Embedded Systems7 min read

Introduction to Embedded Systems Programming

MD Fahim Shahariar Sakib
MD Fahim Shahariar Sakib
April 1, 2025
Introduction to Embedded Systems Programming

When I first started working with embedded systems, I was a web developer. I thought programming was programming. Then I tried to blink an LED on a microcontroller and spent three hours figuring out why it was not working. The answer was a single register bit I had not set.

Embedded programming is a different world. Here is what you need to know to get started.

What is an embedded system?

An embedded system is a computer built into a device to do one specific job. Your washing machine has a small computer that controls the motor, reads the temperature sensor, and manages the wash cycle. That is an embedded system.

Other examples: the engine control unit in your car, the processor in a pacemaker, the chip in a smart thermostat, industrial sensors on a factory floor. They are everywhere.

How it is different from regular programming

When you write a web app, you have gigabytes of RAM, a multi-core processor running at several gigahertz, an operating system managing everything, and libraries for almost anything you need.

Embedded systems often have kilobytes of RAM (not gigabytes — kilobytes), a processor running at a few megahertz, no operating system, and you write drivers for the hardware yourself.

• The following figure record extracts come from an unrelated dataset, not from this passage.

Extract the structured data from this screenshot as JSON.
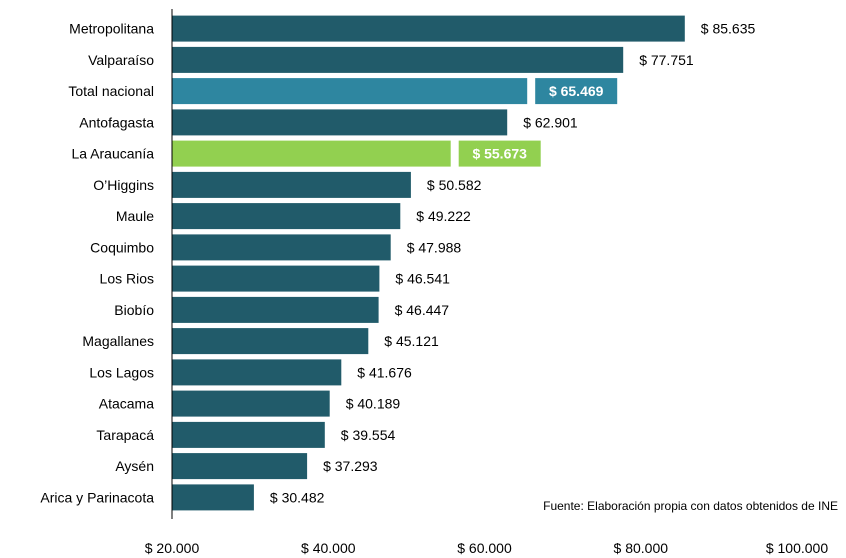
{
  "chart_data": {
    "type": "bar",
    "orientation": "horizontal",
    "categories": [
      "Metropolitana",
      "Valparaíso",
      "Total nacional",
      "Antofagasta",
      "La Araucanía",
      "O’Higgins",
      "Maule",
      "Coquimbo",
      "Los Rios",
      "Biobío",
      "Magallanes",
      "Los Lagos",
      "Atacama",
      "Tarapacá",
      "Aysén",
      "Arica y Parinacota"
    ],
    "values": [
      85635,
      77751,
      65469,
      62901,
      55673,
      50582,
      49222,
      47988,
      46541,
      46447,
      45121,
      41676,
      40189,
      39554,
      37293,
      30482
    ],
    "value_labels": [
      "$ 85.635",
      "$ 77.751",
      "$ 65.469",
      "$ 62.901",
      "$ 55.673",
      "$ 50.582",
      "$ 49.222",
      "$ 47.988",
      "$ 46.541",
      "$ 46.447",
      "$ 45.121",
      "$ 41.676",
      "$ 40.189",
      "$ 39.554",
      "$ 37.293",
      "$ 30.482"
    ],
    "highlight": {
      "Total nacional": "#2e86a0",
      "La Araucanía": "#92d050"
    },
    "default_color": "#215b6a",
    "xlim": [
      20000,
      100000
    ],
    "x_ticks": [
      20000,
      40000,
      60000,
      80000,
      100000
    ],
    "x_tick_labels": [
      "$ 20.000",
      "$ 40.000",
      "$ 60.000",
      "$ 80.000",
      "$ 100.000"
    ],
    "grid": false,
    "annotation": "Fuente: Elaboración propia con datos obtenidos de INE"
  }
}
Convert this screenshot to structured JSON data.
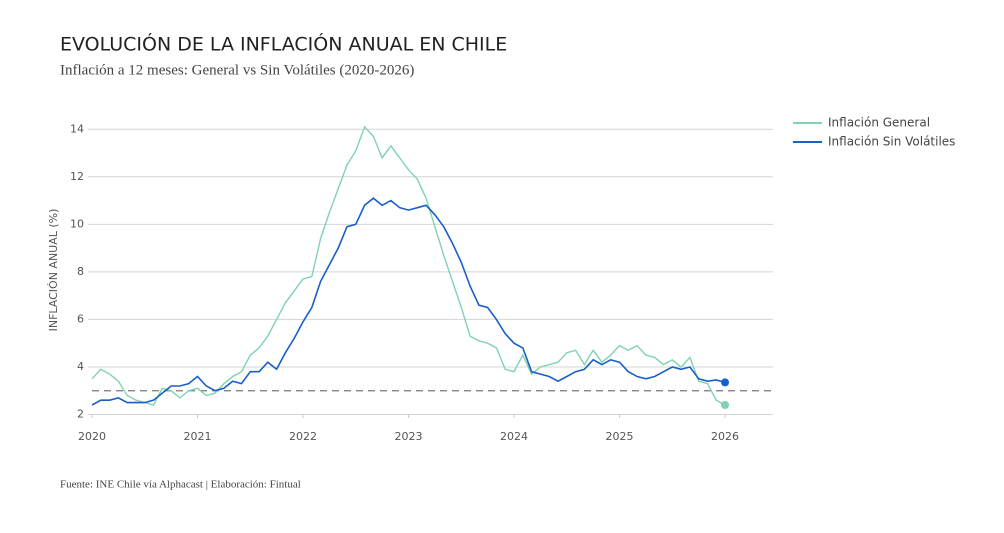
{
  "chart_data": {
    "type": "line",
    "title": "EVOLUCIÓN DE LA INFLACIÓN ANUAL EN CHILE",
    "subtitle": "Inflación a 12 meses: General vs Sin Volátiles (2020-2026)",
    "y_label": "INFLACIÓN ANUAL (%)",
    "source": "Fuente: INE Chile vía Alphacast | Elaboración: Fintual",
    "x": [
      "2020-01",
      "2020-02",
      "2020-03",
      "2020-04",
      "2020-05",
      "2020-06",
      "2020-07",
      "2020-08",
      "2020-09",
      "2020-10",
      "2020-11",
      "2020-12",
      "2021-01",
      "2021-02",
      "2021-03",
      "2021-04",
      "2021-05",
      "2021-06",
      "2021-07",
      "2021-08",
      "2021-09",
      "2021-10",
      "2021-11",
      "2021-12",
      "2022-01",
      "2022-02",
      "2022-03",
      "2022-04",
      "2022-05",
      "2022-06",
      "2022-07",
      "2022-08",
      "2022-09",
      "2022-10",
      "2022-11",
      "2022-12",
      "2023-01",
      "2023-02",
      "2023-03",
      "2023-04",
      "2023-05",
      "2023-06",
      "2023-07",
      "2023-08",
      "2023-09",
      "2023-10",
      "2023-11",
      "2023-12",
      "2024-01",
      "2024-02",
      "2024-03",
      "2024-04",
      "2024-05",
      "2024-06",
      "2024-07",
      "2024-08",
      "2024-09",
      "2024-10",
      "2024-11",
      "2024-12",
      "2025-01",
      "2025-02",
      "2025-03",
      "2025-04",
      "2025-05",
      "2025-06",
      "2025-07",
      "2025-08",
      "2025-09",
      "2025-10",
      "2025-11",
      "2025-12",
      "2026-01"
    ],
    "series": [
      {
        "name": "Inflación General",
        "color": "#7fd3b0",
        "values": [
          3.5,
          3.9,
          3.7,
          3.4,
          2.8,
          2.6,
          2.5,
          2.4,
          3.1,
          3.0,
          2.7,
          3.0,
          3.1,
          2.8,
          2.9,
          3.3,
          3.6,
          3.8,
          4.5,
          4.8,
          5.3,
          6.0,
          6.7,
          7.2,
          7.7,
          7.8,
          9.4,
          10.5,
          11.5,
          12.5,
          13.1,
          14.1,
          13.7,
          12.8,
          13.3,
          12.8,
          12.3,
          11.9,
          11.1,
          9.9,
          8.7,
          7.6,
          6.5,
          5.3,
          5.1,
          5.0,
          4.8,
          3.9,
          3.8,
          4.5,
          3.7,
          4.0,
          4.1,
          4.2,
          4.6,
          4.7,
          4.1,
          4.7,
          4.2,
          4.5,
          4.9,
          4.7,
          4.9,
          4.5,
          4.4,
          4.1,
          4.3,
          4.0,
          4.4,
          3.4,
          3.3,
          2.6,
          2.4
        ]
      },
      {
        "name": "Inflación Sin Volátiles",
        "color": "#1a5fc9",
        "values": [
          2.4,
          2.6,
          2.6,
          2.7,
          2.5,
          2.5,
          2.5,
          2.6,
          2.9,
          3.2,
          3.2,
          3.3,
          3.6,
          3.2,
          3.0,
          3.1,
          3.4,
          3.3,
          3.8,
          3.8,
          4.2,
          3.9,
          4.6,
          5.2,
          5.9,
          6.5,
          7.6,
          8.3,
          9.0,
          9.9,
          10.0,
          10.8,
          11.1,
          10.8,
          11.0,
          10.7,
          10.6,
          10.7,
          10.8,
          10.4,
          9.9,
          9.2,
          8.4,
          7.4,
          6.6,
          6.5,
          6.0,
          5.4,
          5.0,
          4.8,
          3.8,
          3.7,
          3.6,
          3.4,
          3.6,
          3.8,
          3.9,
          4.3,
          4.1,
          4.3,
          4.2,
          3.8,
          3.6,
          3.5,
          3.6,
          3.8,
          4.0,
          3.9,
          4.0,
          3.5,
          3.4,
          3.45,
          3.35
        ]
      }
    ],
    "reference_line": 3,
    "xlim": [
      "2020-01",
      "2026-06"
    ],
    "xticks": [
      {
        "value": "2020-01",
        "label": "2020"
      },
      {
        "value": "2021-01",
        "label": "2021"
      },
      {
        "value": "2022-01",
        "label": "2022"
      },
      {
        "value": "2023-01",
        "label": "2023"
      },
      {
        "value": "2024-01",
        "label": "2024"
      },
      {
        "value": "2025-01",
        "label": "2025"
      },
      {
        "value": "2026-01",
        "label": "2026"
      }
    ],
    "ylim": [
      1.6,
      14.6
    ],
    "yticks": [
      2,
      4,
      6,
      8,
      10,
      12,
      14
    ],
    "grid": true,
    "legend": "right"
  }
}
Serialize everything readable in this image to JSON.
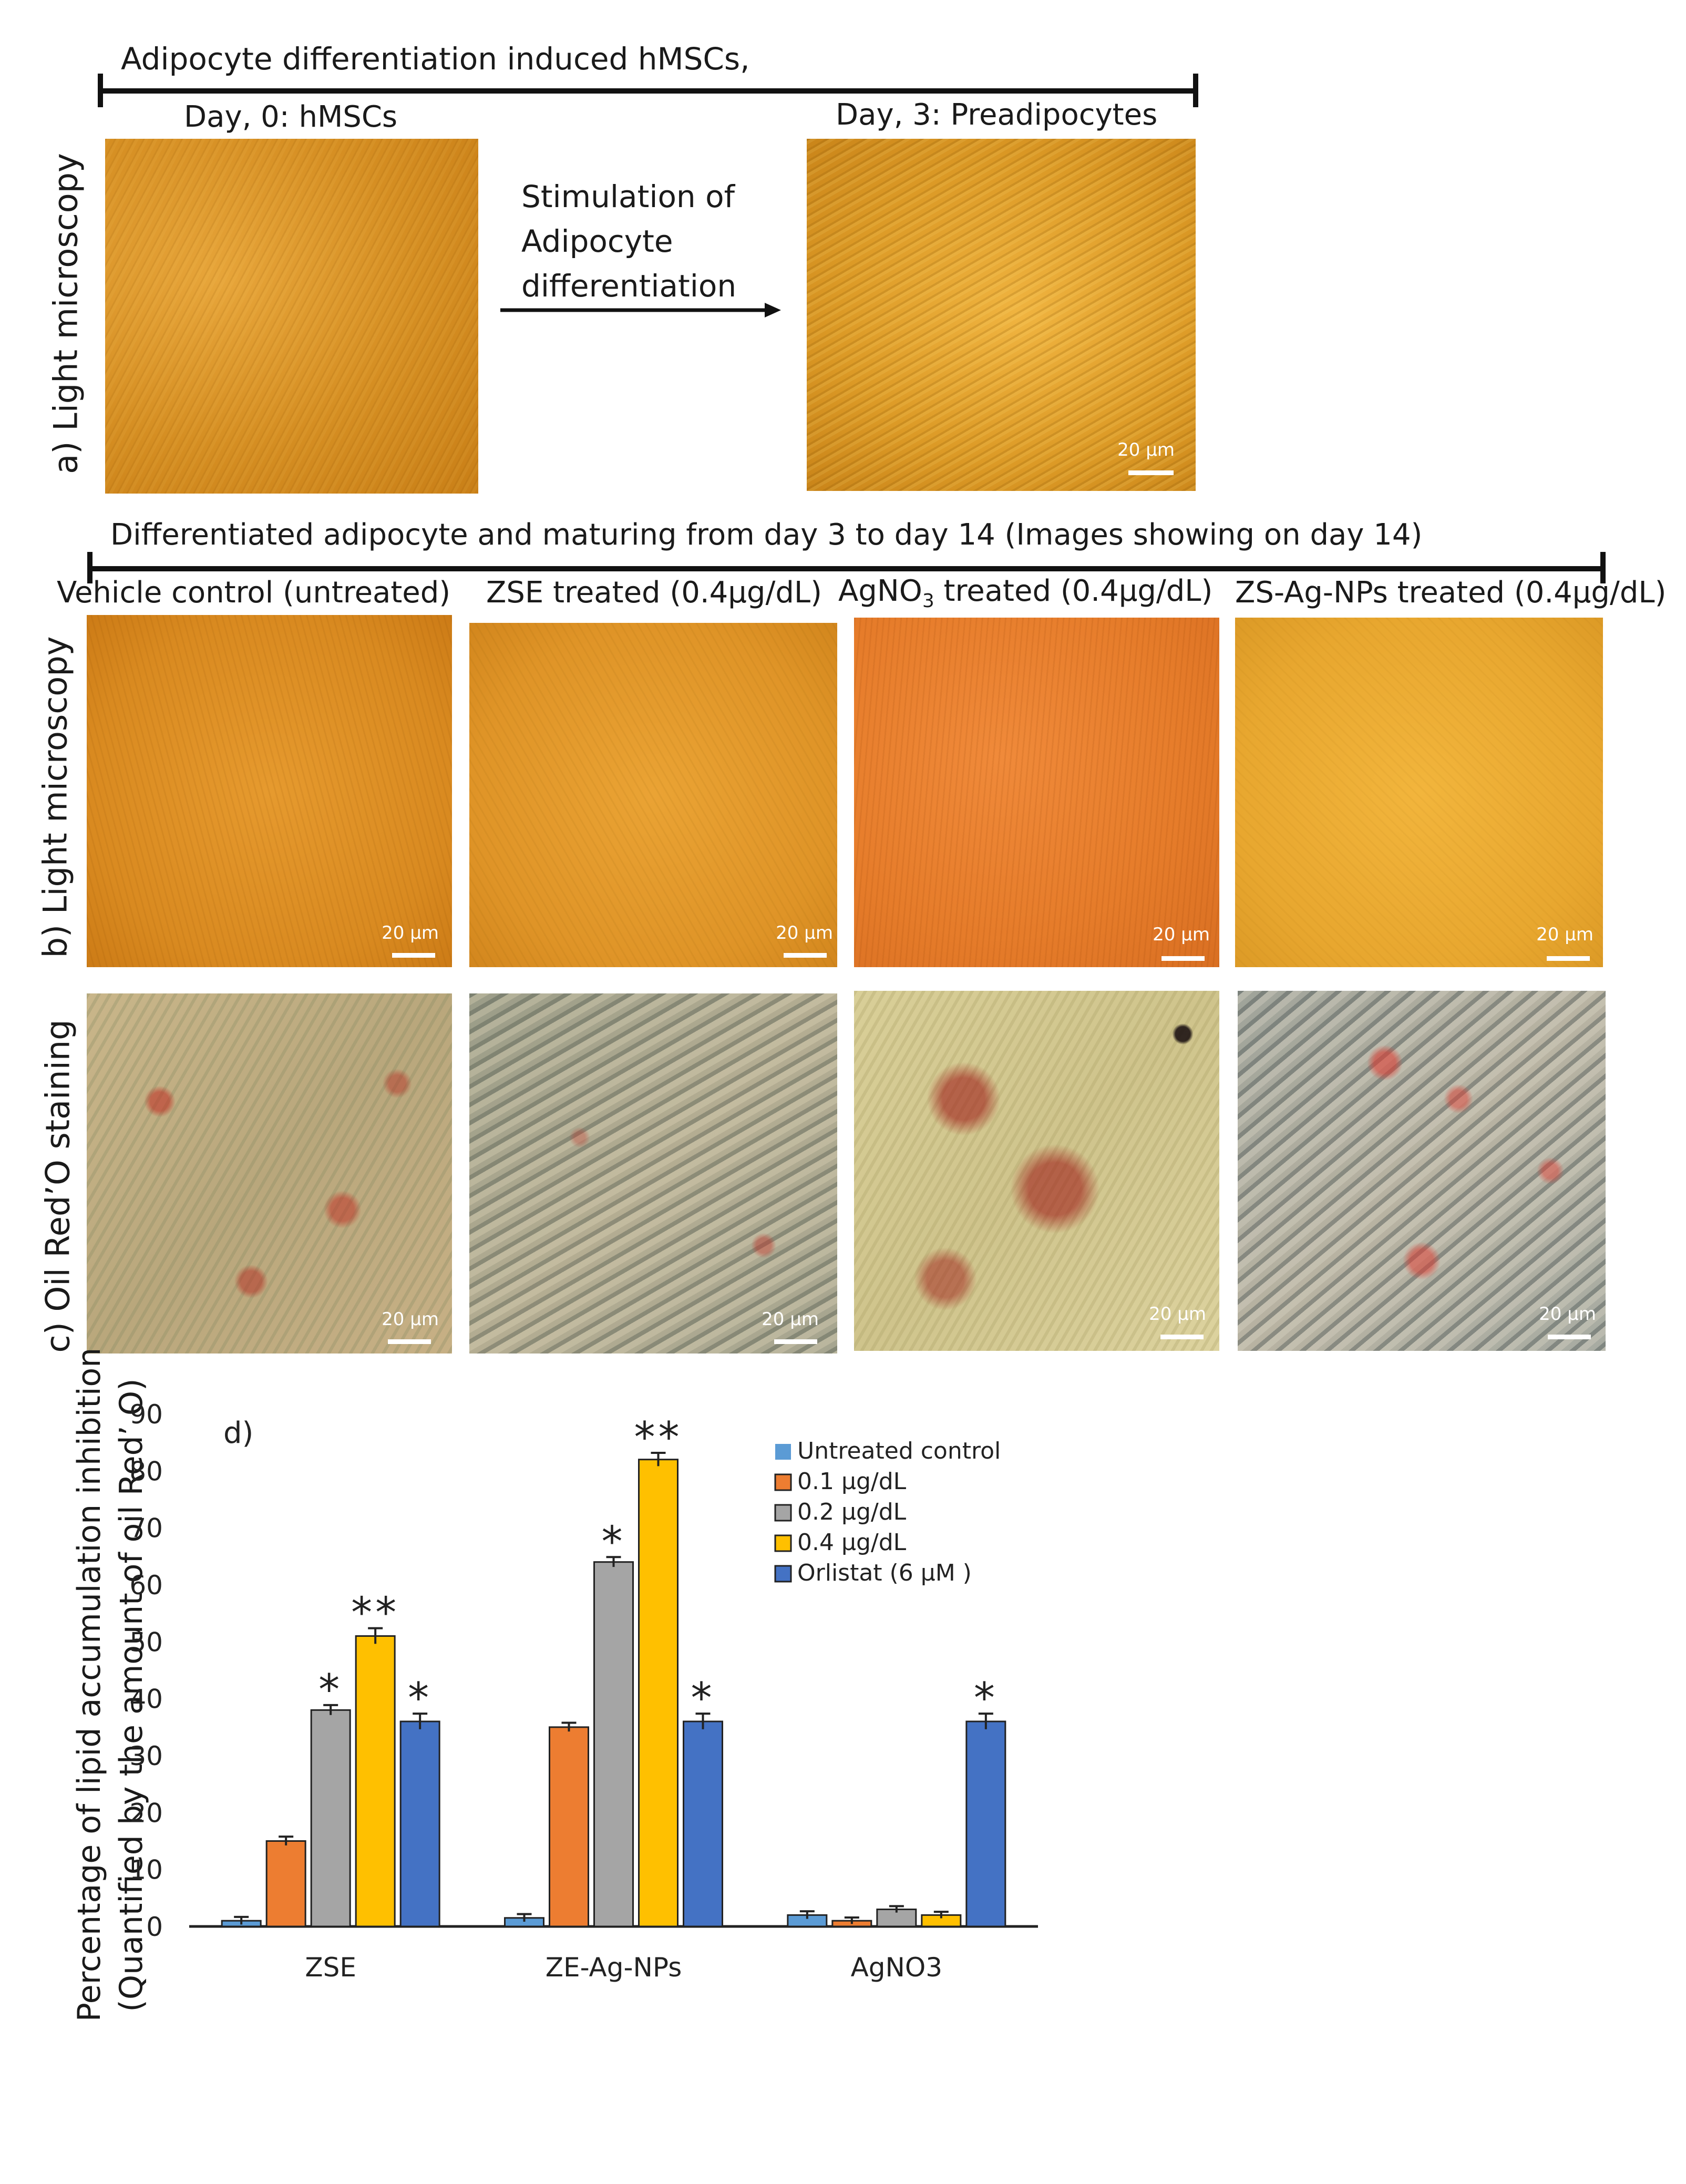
{
  "header": {
    "top_title": "Adipocyte differentiation induced hMSCs,",
    "day0_label": "Day, 0: hMSCs",
    "day3_label": "Day, 3: Preadipocytes",
    "stim_line1": "Stimulation of",
    "stim_line2": "Adipocyte",
    "stim_line3": "differentiation",
    "mid_title": "Differentiated adipocyte and maturing from day 3 to day 14 (Images showing on day 14)",
    "col1": "Vehicle control (untreated)",
    "col2": "ZSE treated (0.4μg/dL)",
    "col3_prefix": "AgNO",
    "col3_sub": "3",
    "col3_suffix": " treated (0.4μg/dL)",
    "col4": "ZS-Ag-NPs treated (0.4μg/dL)"
  },
  "row_labels": {
    "a": "a) Light microscopy",
    "b": "b) Light microscopy",
    "c": "c) Oil Red’O staining"
  },
  "scale_bar_text": "20 μm",
  "chart_data": {
    "type": "bar",
    "panel_label": "d)",
    "ylabel_line1": "Percentage of lipid accumulation inhibition",
    "ylabel_line2": "(Quantified by the amount of oil Red’ O)",
    "ylim": [
      0,
      90
    ],
    "yticks": [
      0,
      10,
      20,
      30,
      40,
      50,
      60,
      70,
      80,
      90
    ],
    "categories": [
      "ZSE",
      "ZE-Ag-NPs",
      "AgNO3"
    ],
    "legend_position": "top-right",
    "series": [
      {
        "name": "Untreated control",
        "color": "#5b9bd5",
        "values": [
          1,
          1.5,
          2
        ],
        "errors": [
          0.3,
          0.3,
          0.3
        ],
        "marks": [
          "",
          "",
          ""
        ]
      },
      {
        "name": "0.1 μg/dL",
        "color": "#ed7d31",
        "values": [
          15,
          35,
          1
        ],
        "errors": [
          0.4,
          0.4,
          0.2
        ],
        "marks": [
          "",
          "",
          ""
        ]
      },
      {
        "name": "0.2 μg/dL",
        "color": "#a5a5a5",
        "values": [
          38,
          64,
          3
        ],
        "errors": [
          0.5,
          0.5,
          0.2
        ],
        "marks": [
          "*",
          "*",
          ""
        ]
      },
      {
        "name": "0.4 μg/dL",
        "color": "#ffc000",
        "values": [
          51,
          82,
          2
        ],
        "errors": [
          1.0,
          0.8,
          0.2
        ],
        "marks": [
          "**",
          "**",
          ""
        ]
      },
      {
        "name": "Orlistat (6 μM )",
        "color": "#4472c4",
        "values": [
          36,
          36,
          36
        ],
        "errors": [
          1.0,
          1.0,
          1.0
        ],
        "marks": [
          "*",
          "*",
          "*"
        ]
      }
    ]
  }
}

You also have real-time requirements. If a sensor reading needs to be processed within 1 millisecond, it must happen within 1 millisecond. Missing that deadline can mean a machine malfunctions or a patient is harmed.

And your code needs to run for years without crashing. There is no IT department to restart the server.

The language of embedded systems

C is the dominant language. It gives you direct access to hardware, predictable performance, and runs on almost every microcontroller ever made. Most embedded developers spend their careers writing C.

C++ is used when you want object-oriented features but still need low-level control. It is common in more complex embedded projects.

Assembly is used for the most performance-critical code — interrupt handlers, startup code, tight loops where every clock cycle matters.

MicroPython and CircuitPython are popular for learning and rapid prototyping on boards like Raspberry Pi Pico. They are not used in production embedded systems.

The development workflow

You write code on your PC. You compile it with a cross-compiler — a compiler that runs on your PC but generates code for the target processor (which might be an ARM Cortex-M, not an x86). You flash the compiled binary to the microcontroller using a programmer. Then you test on real hardware.

Debugging is harder than web development. You cannot just open the browser console. You use hardware debuggers (JTAG, SWD), serial output, or oscilloscopes.

Where to start

Get an Arduino Uno or a STM32 Nucleo board. Write a program that blinks an LED. Then read a button. Then read a temperature sensor. Then display something on a small screen.

Each step teaches you something new about how hardware and software interact. It is challenging, but there is something deeply satisfying about writing code that controls a physical object in the real world.